Un altro cratere del complesso dell’Hallasan è quello di San-gumburi, il terzo dei tre vulcani un tempo attivi nell’isola. Ha una circonferenza di due chilometri con una superficie totale di quasi settantadue acri e ospita anch’esso fiori e vegetazione a profusione. Sono oltre quattrocentoventi le differenti specie di piante e fiori tropicali e sub tropicali presenti; un vero e proprio giardino botanico di notevole interesse.
Hallasan, passeggiate a cavallo e a piedi
A circa tre chilometri sud ovest dalla sommità dell’Hallasan ecco Yŏngshil Kiam, detto il “Picco dei Cinquecento Generali”, proprio per la forma eretta e imponente delle molte cime, simili a un battaglione in armi. Anche questa è una zona ricca di acque e di fiori rari.
La visita al Monte Hallasan, che nessun coreano e turista si vuole perdere una volta sbarcato a Cheju, ha inizio solitamente dall’area attrezzata di Sŏngp’anak. Da qui, a 1215 metri di quota, prendono avvio le passeggiate a cavallo e a piedi lungo i molti sentieri del monte, perennemente immersi nel verde rigoglioso della verdissima Cheju.

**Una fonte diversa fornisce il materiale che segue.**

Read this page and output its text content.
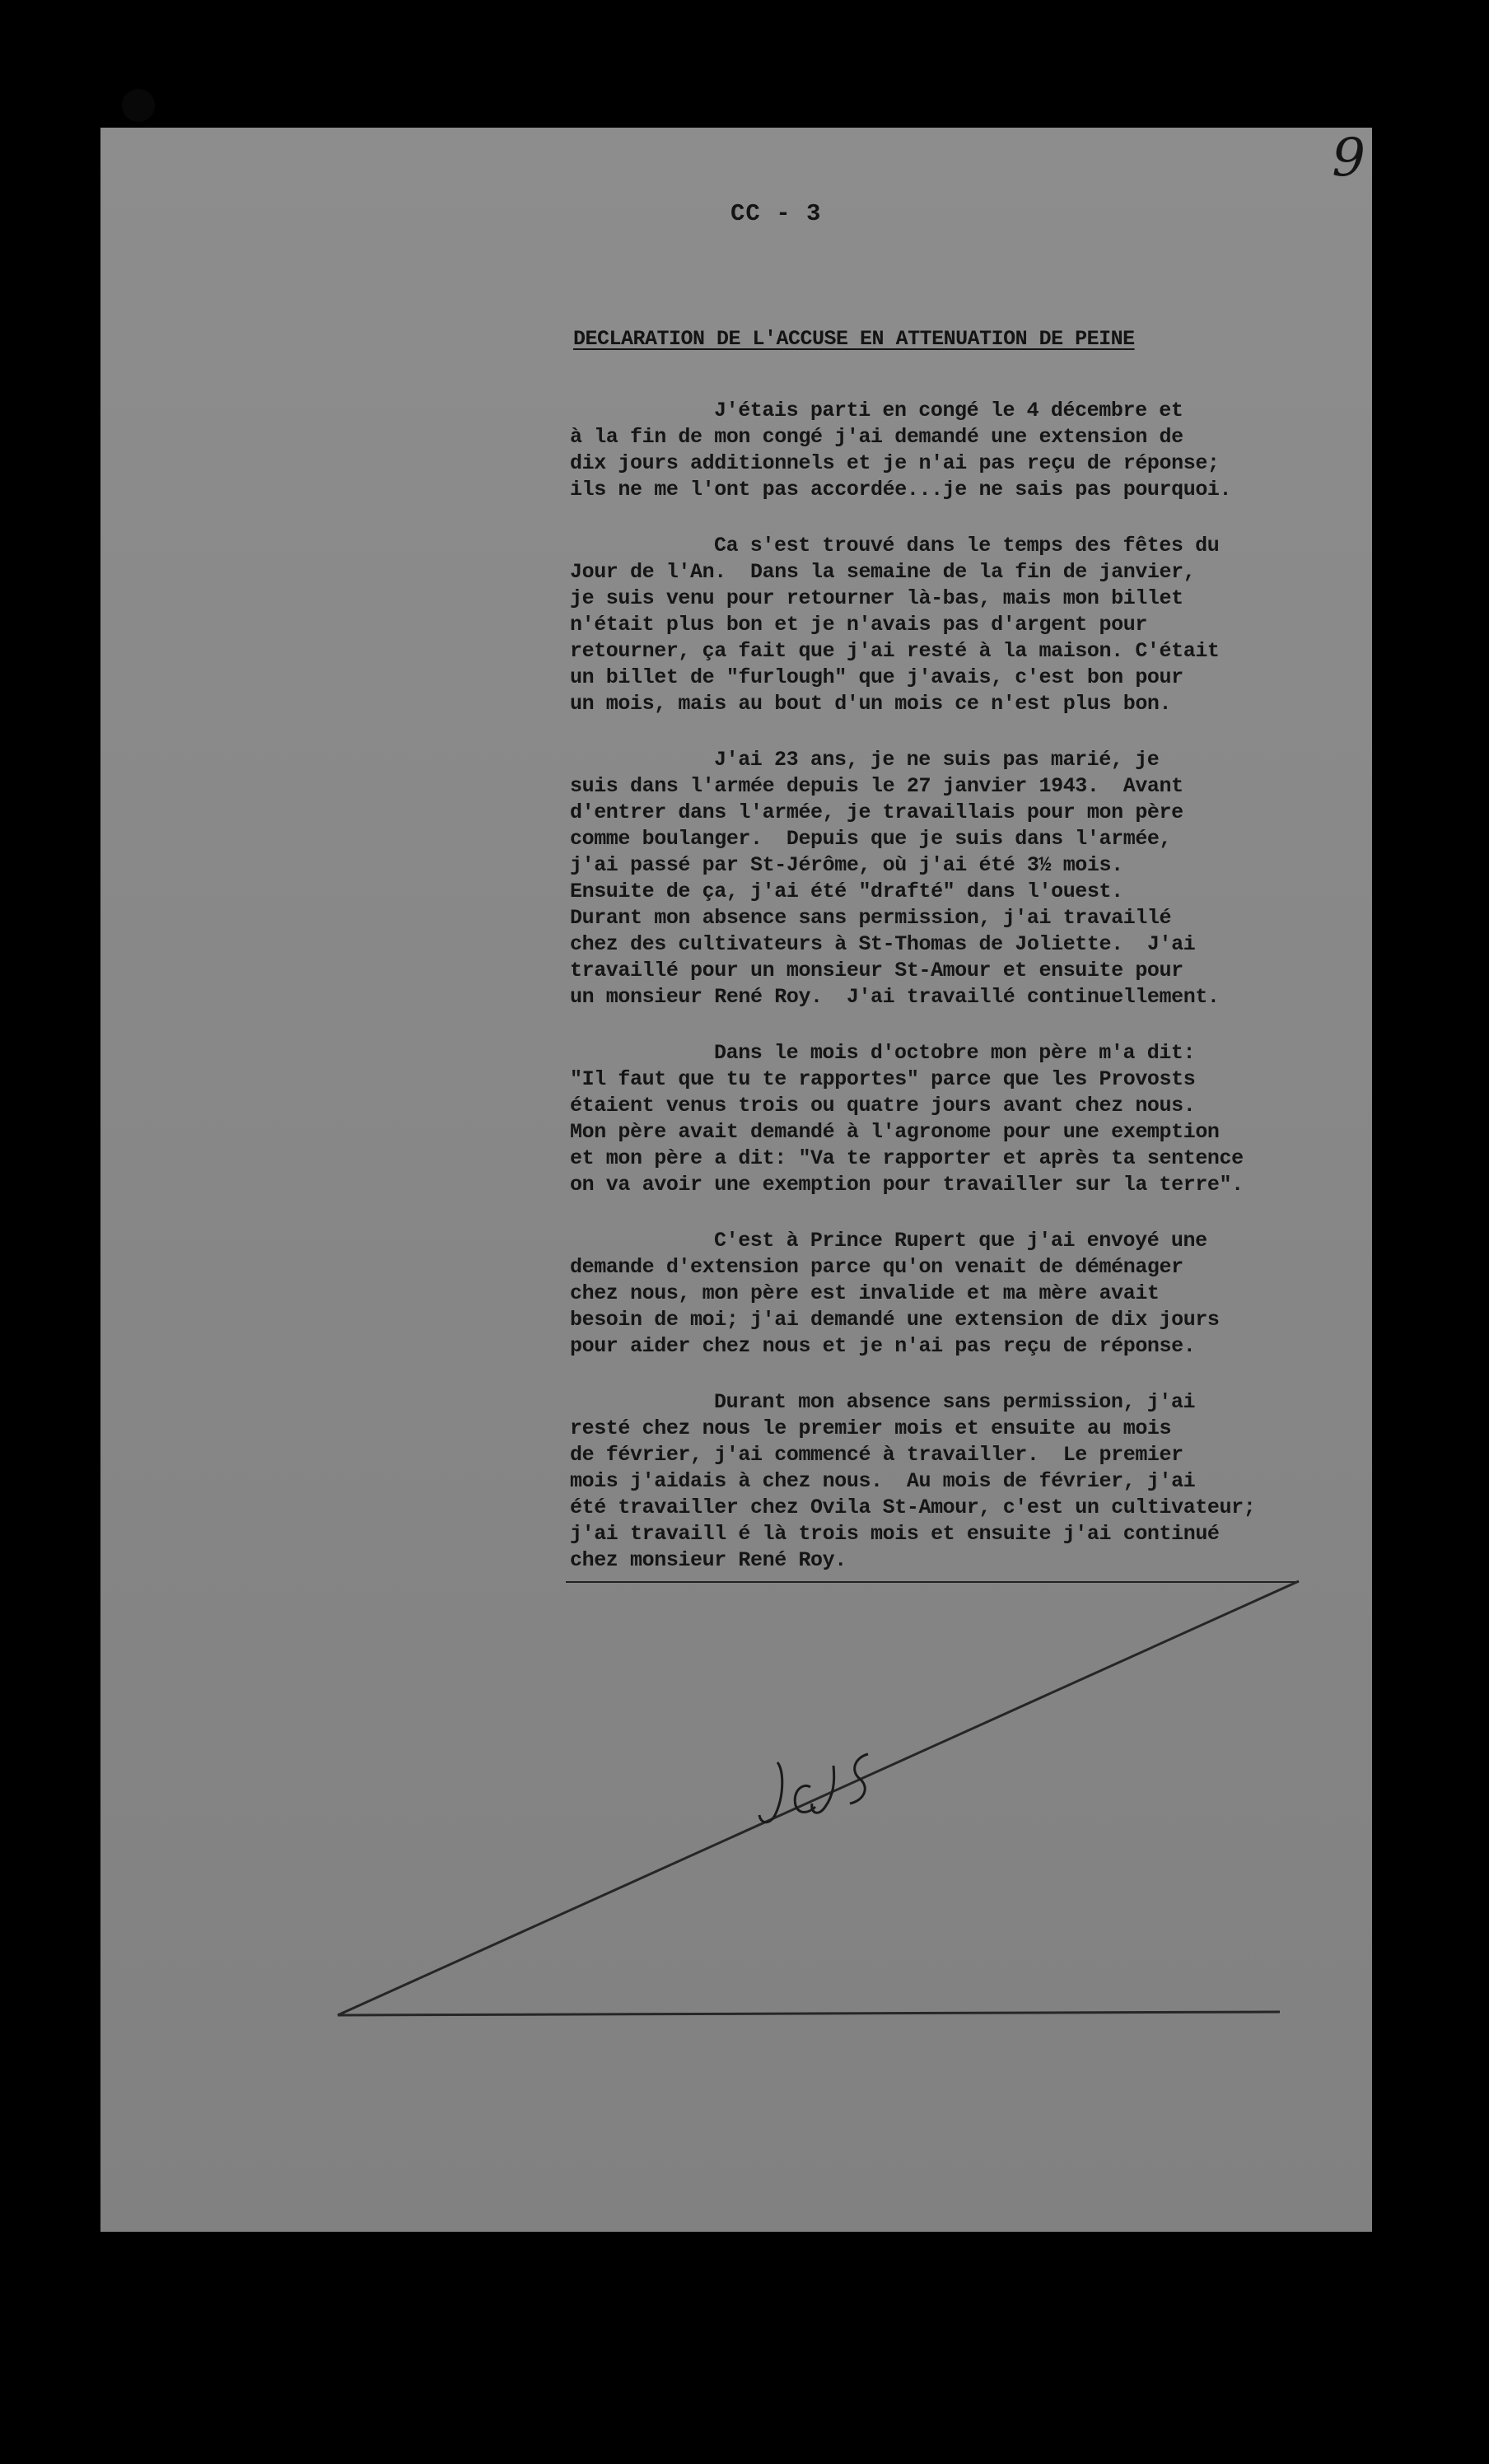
9
CC - 3
DECLARATION DE L'ACCUSE EN ATTENUATION DE PEINE
J'étais parti en congé le 4 décembre et
à la fin de mon congé j'ai demandé une extension de
dix jours additionnels et je n'ai pas reçu de réponse;
ils ne me l'ont pas accordée...je ne sais pas pourquoi.
Ca s'est trouvé dans le temps des fêtes du
Jour de l'An.  Dans la semaine de la fin de janvier,
je suis venu pour retourner là-bas, mais mon billet
n'était plus bon et je n'avais pas d'argent pour
retourner, ça fait que j'ai resté à la maison. C'était
un billet de "furlough" que j'avais, c'est bon pour
un mois, mais au bout d'un mois ce n'est plus bon.
J'ai 23 ans, je ne suis pas marié, je
suis dans l'armée depuis le 27 janvier 1943.  Avant
d'entrer dans l'armée, je travaillais pour mon père
comme boulanger.  Depuis que je suis dans l'armée,
j'ai passé par St-Jérôme, où j'ai été 3½ mois.
Ensuite de ça, j'ai été "drafté" dans l'ouest.
Durant mon absence sans permission, j'ai travaillé
chez des cultivateurs à St-Thomas de Joliette.  J'ai
travaillé pour un monsieur St-Amour et ensuite pour
un monsieur René Roy.  J'ai travaillé continuellement.
Dans le mois d'octobre mon père m'a dit:
"Il faut que tu te rapportes" parce que les Provosts
étaient venus trois ou quatre jours avant chez nous.
Mon père avait demandé à l'agronome pour une exemption
et mon père a dit: "Va te rapporter et après ta sentence
on va avoir une exemption pour travailler sur la terre".
C'est à Prince Rupert que j'ai envoyé une
demande d'extension parce qu'on venait de déménager
chez nous, mon père est invalide et ma mère avait
besoin de moi; j'ai demandé une extension de dix jours
pour aider chez nous et je n'ai pas reçu de réponse.
Durant mon absence sans permission, j'ai
resté chez nous le premier mois et ensuite au mois
de février, j'ai commencé à travailler.  Le premier
mois j'aidais à chez nous.  Au mois de février, j'ai
été travailler chez Ovila St-Amour, c'est un cultivateur;
j'ai travaill é là trois mois et ensuite j'ai continué
chez monsieur René Roy.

Gli isolani raccontano come i loro antenati vivessero bene perché gli sciamani svolgevano un ruolo di intermediazione con gli spiriti della montagna, che, opportunamente onorati, proteggevano ogni fase della vita. Anche se gli “spiriti” moderni sono incarnati dai turisti e dagli innumerevoli sposi in luna di miele, quelli di Cheju sono più che mai convinti che la loro bellissima isola continui a godere della necessaria protezione divina.